October 6, 2011 12:00:00 AM PDT
Scientists in New York used a cloning technique to create the type of customized stem cells that show promise for treating disease.

Researchers said the only problem is that the cells have too much genetic material to function properly.

Scientists have to figure a way around that before they can use the cells to develop genetically-matched tissue to treat various diseases.

In the study, researchers injected DNA from skin cells of a volunteer into donor eggs. Normally in cloning, the egg's genetic material is removed first, but researchers said that didn't work.

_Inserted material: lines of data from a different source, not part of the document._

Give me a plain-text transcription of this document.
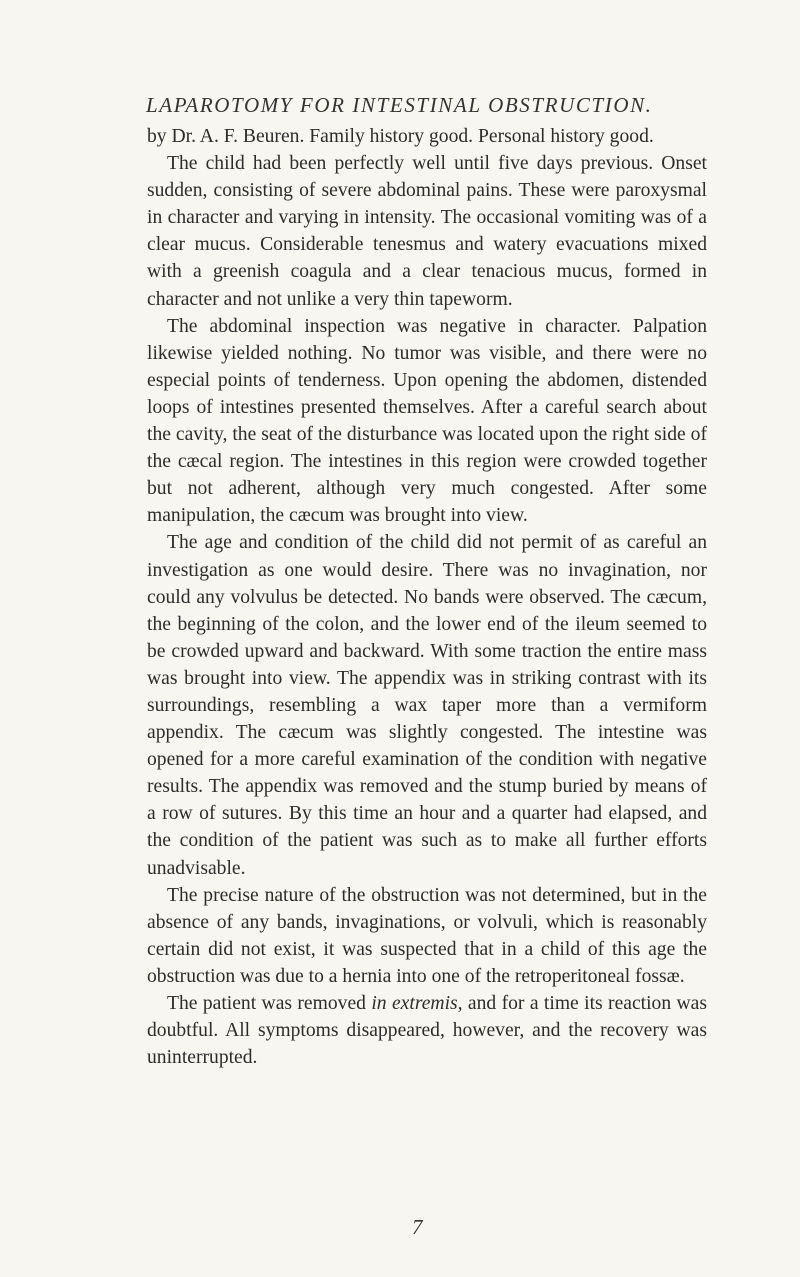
LAPAROTOMY FOR INTESTINAL OBSTRUCTION.

by Dr. A. F. Beuren. Family history good. Personal history good.

The child had been perfectly well until five days previous. Onset sudden, consisting of severe abdominal pains. These were paroxysmal in character and varying in intensity. The occasional vomiting was of a clear mucus. Considerable tenesmus and watery evacuations mixed with a greenish coagula and a clear tenacious mucus, formed in character and not unlike a very thin tapeworm.

The abdominal inspection was negative in character. Palpation likewise yielded nothing. No tumor was visible, and there were no especial points of tenderness. Upon opening the abdomen, distended loops of intestines presented themselves. After a careful search about the cavity, the seat of the disturbance was located upon the right side of the cæcal region. The intestines in this region were crowded together but not adherent, although very much congested. After some manipulation, the cæcum was brought into view.

The age and condition of the child did not permit of as careful an investigation as one would desire. There was no invagination, nor could any volvulus be detected. No bands were observed. The cæcum, the beginning of the colon, and the lower end of the ileum seemed to be crowded upward and backward. With some traction the entire mass was brought into view. The appendix was in striking contrast with its surroundings, resembling a wax taper more than a vermiform appendix. The cæcum was slightly congested. The intestine was opened for a more careful examination of the condition with negative results. The appendix was removed and the stump buried by means of a row of sutures. By this time an hour and a quarter had elapsed, and the condition of the patient was such as to make all further efforts unadvisable.

The precise nature of the obstruction was not determined, but in the absence of any bands, invaginations, or volvuli, which is reasonably certain did not exist, it was suspected that in a child of this age the obstruction was due to a hernia into one of the retroperitoneal fossæ.

The patient was removed in extremis, and for a time its reaction was doubtful. All symptoms disappeared, however, and the recovery was uninterrupted.

7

This new method only worked when the donor's DNA was left inside the egg and the volunteer's genetic material was added. That meant the result had 69 chromosomes, which is 23 too many.

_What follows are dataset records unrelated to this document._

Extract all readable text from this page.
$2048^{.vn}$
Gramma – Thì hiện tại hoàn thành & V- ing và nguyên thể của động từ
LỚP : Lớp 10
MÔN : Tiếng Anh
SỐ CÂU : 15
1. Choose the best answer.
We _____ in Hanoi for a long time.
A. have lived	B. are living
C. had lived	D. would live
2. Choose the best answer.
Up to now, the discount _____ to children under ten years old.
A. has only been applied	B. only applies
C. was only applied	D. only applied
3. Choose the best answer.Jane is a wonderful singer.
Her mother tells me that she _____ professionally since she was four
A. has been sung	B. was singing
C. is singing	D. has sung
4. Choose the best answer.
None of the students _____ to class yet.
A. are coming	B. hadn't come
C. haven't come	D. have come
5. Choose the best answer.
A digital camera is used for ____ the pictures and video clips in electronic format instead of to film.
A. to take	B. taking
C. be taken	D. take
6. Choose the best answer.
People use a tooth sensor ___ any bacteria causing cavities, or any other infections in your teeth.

Lead author Dieter Egli, a senior research fellow at the New York Stem Cell Foundation, said that's the reason why these cells could never make a viable human being.

However, the researchers were not trying to clone to create a human; they just wanted to produce stem cells.

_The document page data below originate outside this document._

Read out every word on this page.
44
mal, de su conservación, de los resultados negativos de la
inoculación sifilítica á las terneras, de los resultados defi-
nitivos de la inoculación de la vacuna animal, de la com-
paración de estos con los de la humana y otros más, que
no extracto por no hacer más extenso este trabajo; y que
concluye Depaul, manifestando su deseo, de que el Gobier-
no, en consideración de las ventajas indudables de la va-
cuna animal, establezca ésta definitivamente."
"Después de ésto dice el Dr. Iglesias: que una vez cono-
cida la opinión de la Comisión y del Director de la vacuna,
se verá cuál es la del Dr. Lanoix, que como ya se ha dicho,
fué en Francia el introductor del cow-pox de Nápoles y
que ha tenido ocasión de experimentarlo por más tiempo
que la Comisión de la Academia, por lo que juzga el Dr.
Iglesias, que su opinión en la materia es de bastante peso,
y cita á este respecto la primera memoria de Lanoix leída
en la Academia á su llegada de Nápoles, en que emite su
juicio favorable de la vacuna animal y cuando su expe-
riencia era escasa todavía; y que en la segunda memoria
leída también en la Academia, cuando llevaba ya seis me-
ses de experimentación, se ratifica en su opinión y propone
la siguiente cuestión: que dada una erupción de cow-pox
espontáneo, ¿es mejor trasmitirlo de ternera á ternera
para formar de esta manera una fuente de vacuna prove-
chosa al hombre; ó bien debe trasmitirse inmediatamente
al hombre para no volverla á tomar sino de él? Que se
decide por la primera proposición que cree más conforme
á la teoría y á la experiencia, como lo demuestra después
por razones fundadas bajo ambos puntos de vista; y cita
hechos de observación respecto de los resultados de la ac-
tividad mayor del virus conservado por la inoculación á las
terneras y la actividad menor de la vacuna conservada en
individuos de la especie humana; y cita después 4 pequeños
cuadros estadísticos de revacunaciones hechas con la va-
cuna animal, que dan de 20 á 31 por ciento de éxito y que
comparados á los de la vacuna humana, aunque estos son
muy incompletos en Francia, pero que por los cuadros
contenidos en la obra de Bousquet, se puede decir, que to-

Egli said he is trying several different approaches to overcome the barrier of too much DNA with the new technique. What's important, he said, is that it shows researchers can use this method to turn a person's own cells into potent stem cells, something that has been demonstrated before in animals.

The study was published online Wednesday in the journal Nature.

Study co-author Scott Noggle said researchers started with 270 eggs and eventually created two stem cell lines.

There's also another promising method to create personalized stem cells that doesn't involve embryos. That technique reprograms skin cells to turn into stem cells. Egli says that method has problems, too.

George Daley of the Harvard Stem Cell Institute said the New York group's work "is a major step forward scientifically," but the problem of the egg's leftover DNA is a serious limitation.

Daley said he thinks the alternative method of reprogramming cells will end up being more useful in the long run.

Arthur Caplan, director of the Center for Bioethics at the University of Pennsylvania, said this new work shows how hard it would be to use cloning to create people. That avoids a major ethical concern with embryonic stem cells, he said.

The Associated Press contributed to this report.